Let me lay the two families side by side, because the contrast is the real lesson of today:
| Aspect | Value-based (DQN) | Policy-based (REINFORCE / A2C) |
|---|---|---|
| Action space | Discrete only | Discrete or continuous |
| Policy type | Deterministic (argmax) | Stochastic (sampling) |
| Stability | Can oscillate (Q flips argmax) | Smoother (small theta -> small pi change) |
| Sample efficiency | Better (off-policy replay) | Worse (on-policy, can't reuse data freely) |
| Convergence | Guaranteed for tabular Q | Guaranteed to a local optimum |
Neither column is the winner. DQN's experience replay makes it stingy with data, which matters when each environment step is expensive; policy methods burn through experience faster but go where value methods simply cannot follow -- continuous control, stochastic optima, smooth behaviour. And in modern practice the line has blurred almost to nothing: the algorithms that power real robotics and game-playing agents are hybrids, borrowing the actor-critic skeleton you just built and bolting on cleverer ways of taking the policy-gradient step without it exploding. Understanding these pure forms is exactly what lets the hybrids make sense -- which is precisely where we're headed next ;-)
So, what do you know now?
- Policy gradient methods parameterise the policy directly and climb expected return by gradient ascent -- no value function required to act;
- the policy gradient theorem says the gradient is the expected score function
grad log pi(a|s)weighted by the return, so good actions get made more likely and bad ones less likely; - REINFORCE is the bare-bones Monte Carlo version -- correct, but cursed with high variance because each return is a single noisy rollout;
- subtracting a state-only baseline (best of all, the value function
V(s)) gives the advantageG_t - V(s_t), cutting variance with zero added bias; - Actor-Critic replaces the Monte Carlo return with the one-step TD error as its advantage, so it learns every step in stead of only at episode's end;
- the actor (policy) and critic (value) usually share a feature trunk, with the critic's loss down-weighted so it doesn't drown out the actor;
- policy methods natively handle continuous actions, stochastic policies, and smooth optimisation -- three places value-based methods struggle or fail outright.
Exercises
Exercise 1: Implement plain REINFORCE (no baseline) on CartPole-v1 and train it for 1,000 episodes, logging the 100-episode moving average of reward. Then run it three times with different random seeds and plot all three curves on one chart. The point is to see the variance problem with your own eyes: describe how much the three runs differ from one another, and contrast that with how tightly clustered three DQN runs from episode #107 would be.

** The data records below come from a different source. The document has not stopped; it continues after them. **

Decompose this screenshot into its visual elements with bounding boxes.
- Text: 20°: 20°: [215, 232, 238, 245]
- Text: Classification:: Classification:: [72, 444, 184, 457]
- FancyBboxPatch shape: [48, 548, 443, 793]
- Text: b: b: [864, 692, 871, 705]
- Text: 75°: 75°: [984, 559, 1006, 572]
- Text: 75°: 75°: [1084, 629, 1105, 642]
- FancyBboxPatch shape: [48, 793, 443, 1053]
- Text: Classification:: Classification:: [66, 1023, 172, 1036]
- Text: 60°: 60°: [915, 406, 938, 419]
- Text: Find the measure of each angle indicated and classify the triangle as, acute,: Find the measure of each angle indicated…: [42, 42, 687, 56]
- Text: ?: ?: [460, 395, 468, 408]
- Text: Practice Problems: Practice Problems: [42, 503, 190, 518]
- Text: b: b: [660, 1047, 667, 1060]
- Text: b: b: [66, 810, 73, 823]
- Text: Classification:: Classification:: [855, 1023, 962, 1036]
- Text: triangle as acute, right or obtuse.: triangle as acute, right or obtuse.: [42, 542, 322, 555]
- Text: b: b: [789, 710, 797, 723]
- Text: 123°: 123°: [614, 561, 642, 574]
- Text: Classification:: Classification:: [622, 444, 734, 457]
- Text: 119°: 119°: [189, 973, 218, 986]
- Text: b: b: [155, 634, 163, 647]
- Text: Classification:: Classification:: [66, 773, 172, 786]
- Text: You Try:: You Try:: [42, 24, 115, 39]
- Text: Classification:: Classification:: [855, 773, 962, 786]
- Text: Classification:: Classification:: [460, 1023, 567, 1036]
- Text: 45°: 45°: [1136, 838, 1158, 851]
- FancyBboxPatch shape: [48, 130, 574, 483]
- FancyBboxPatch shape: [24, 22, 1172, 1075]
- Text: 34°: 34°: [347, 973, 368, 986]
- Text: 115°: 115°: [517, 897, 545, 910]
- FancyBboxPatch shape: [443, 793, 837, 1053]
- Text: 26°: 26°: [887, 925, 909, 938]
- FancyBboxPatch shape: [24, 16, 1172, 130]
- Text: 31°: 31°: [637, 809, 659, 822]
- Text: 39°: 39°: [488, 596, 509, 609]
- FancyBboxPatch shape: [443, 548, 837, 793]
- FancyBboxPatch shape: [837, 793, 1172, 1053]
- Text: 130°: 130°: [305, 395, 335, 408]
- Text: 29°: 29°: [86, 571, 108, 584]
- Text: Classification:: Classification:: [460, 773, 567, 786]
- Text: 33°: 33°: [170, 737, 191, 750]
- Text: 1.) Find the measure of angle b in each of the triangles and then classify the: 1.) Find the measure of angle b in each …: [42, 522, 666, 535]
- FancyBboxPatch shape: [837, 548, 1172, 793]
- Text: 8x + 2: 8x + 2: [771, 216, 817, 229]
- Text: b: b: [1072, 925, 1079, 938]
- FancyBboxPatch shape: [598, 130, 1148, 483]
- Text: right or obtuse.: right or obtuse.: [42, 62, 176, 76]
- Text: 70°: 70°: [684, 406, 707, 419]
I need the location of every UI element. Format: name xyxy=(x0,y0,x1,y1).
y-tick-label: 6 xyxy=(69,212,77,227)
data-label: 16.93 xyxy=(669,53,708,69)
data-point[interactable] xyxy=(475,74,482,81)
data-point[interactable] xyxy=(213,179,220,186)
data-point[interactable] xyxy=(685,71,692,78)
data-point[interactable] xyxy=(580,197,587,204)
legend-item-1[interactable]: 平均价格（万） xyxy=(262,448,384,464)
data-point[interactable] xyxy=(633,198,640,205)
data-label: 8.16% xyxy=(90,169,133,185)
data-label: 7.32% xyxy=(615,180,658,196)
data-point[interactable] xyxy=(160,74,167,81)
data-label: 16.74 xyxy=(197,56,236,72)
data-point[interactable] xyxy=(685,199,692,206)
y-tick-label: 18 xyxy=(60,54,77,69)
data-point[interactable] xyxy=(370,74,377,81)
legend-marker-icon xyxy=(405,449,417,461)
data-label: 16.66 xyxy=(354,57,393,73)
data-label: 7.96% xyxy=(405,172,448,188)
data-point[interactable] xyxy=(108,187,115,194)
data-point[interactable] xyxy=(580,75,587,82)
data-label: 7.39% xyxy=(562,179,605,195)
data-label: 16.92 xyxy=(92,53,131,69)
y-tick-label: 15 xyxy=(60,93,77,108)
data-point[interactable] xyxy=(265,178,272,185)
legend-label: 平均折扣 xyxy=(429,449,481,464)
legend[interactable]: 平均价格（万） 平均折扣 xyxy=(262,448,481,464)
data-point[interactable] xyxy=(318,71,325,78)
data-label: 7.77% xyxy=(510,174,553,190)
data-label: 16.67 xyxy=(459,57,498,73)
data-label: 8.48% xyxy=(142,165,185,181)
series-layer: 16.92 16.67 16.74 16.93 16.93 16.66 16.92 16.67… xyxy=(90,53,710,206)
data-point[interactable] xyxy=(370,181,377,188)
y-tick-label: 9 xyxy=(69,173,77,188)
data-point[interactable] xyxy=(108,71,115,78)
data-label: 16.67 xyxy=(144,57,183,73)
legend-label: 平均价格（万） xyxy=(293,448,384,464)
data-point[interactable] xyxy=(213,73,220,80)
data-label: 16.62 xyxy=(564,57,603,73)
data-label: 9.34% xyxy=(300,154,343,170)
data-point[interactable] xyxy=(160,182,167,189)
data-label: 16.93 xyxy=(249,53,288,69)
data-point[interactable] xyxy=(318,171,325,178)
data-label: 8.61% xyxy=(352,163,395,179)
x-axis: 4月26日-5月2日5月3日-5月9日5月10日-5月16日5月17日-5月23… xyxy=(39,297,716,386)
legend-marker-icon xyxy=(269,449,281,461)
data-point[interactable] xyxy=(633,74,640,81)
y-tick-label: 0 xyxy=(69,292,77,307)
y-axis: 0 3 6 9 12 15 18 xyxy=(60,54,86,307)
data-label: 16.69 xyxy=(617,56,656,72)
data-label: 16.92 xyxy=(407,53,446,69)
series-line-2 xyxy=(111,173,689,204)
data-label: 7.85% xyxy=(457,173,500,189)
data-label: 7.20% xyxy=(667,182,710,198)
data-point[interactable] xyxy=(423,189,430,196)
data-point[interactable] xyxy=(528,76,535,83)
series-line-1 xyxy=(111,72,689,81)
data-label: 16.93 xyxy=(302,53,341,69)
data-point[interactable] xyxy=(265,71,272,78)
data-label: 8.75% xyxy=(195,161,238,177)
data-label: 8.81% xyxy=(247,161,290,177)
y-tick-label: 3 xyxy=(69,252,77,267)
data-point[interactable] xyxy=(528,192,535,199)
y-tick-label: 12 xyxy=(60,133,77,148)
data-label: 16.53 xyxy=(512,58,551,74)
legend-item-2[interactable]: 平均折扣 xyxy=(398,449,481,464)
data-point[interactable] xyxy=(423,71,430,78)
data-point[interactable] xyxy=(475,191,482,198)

Exercise 2: Take your REINFORCE agent and add the learned value baseline (turn it into REINFORCEWithBaseline). Train both versions on CartPole-v1 under the same seeds and plot their reward curves together. Quantify the improvement: roughly how many episodes does each take to first reach an average reward of 195, and how does the wobble of the two curves compare? Tie your answer back to why subtracting V(s) reduces variance without biasing the gradient.
Exercise 3: Add an entropy bonus to the ActorCritic agent. Compute the entropy of the action distribution at each step (dist.entropy()) and add -beta * entropy to the loss (so the optimiser is rewarded for keeping the policy uncertain), with a small beta like 0.01. Train CartPole with beta = 0 and beta = 0.01 and compare. Explain why nudging the policy toward higher entropy discourages it from collapsing prematurely onto one action -- and connect this to the exploration-exploitation tension we first met with the bandits in episode #103.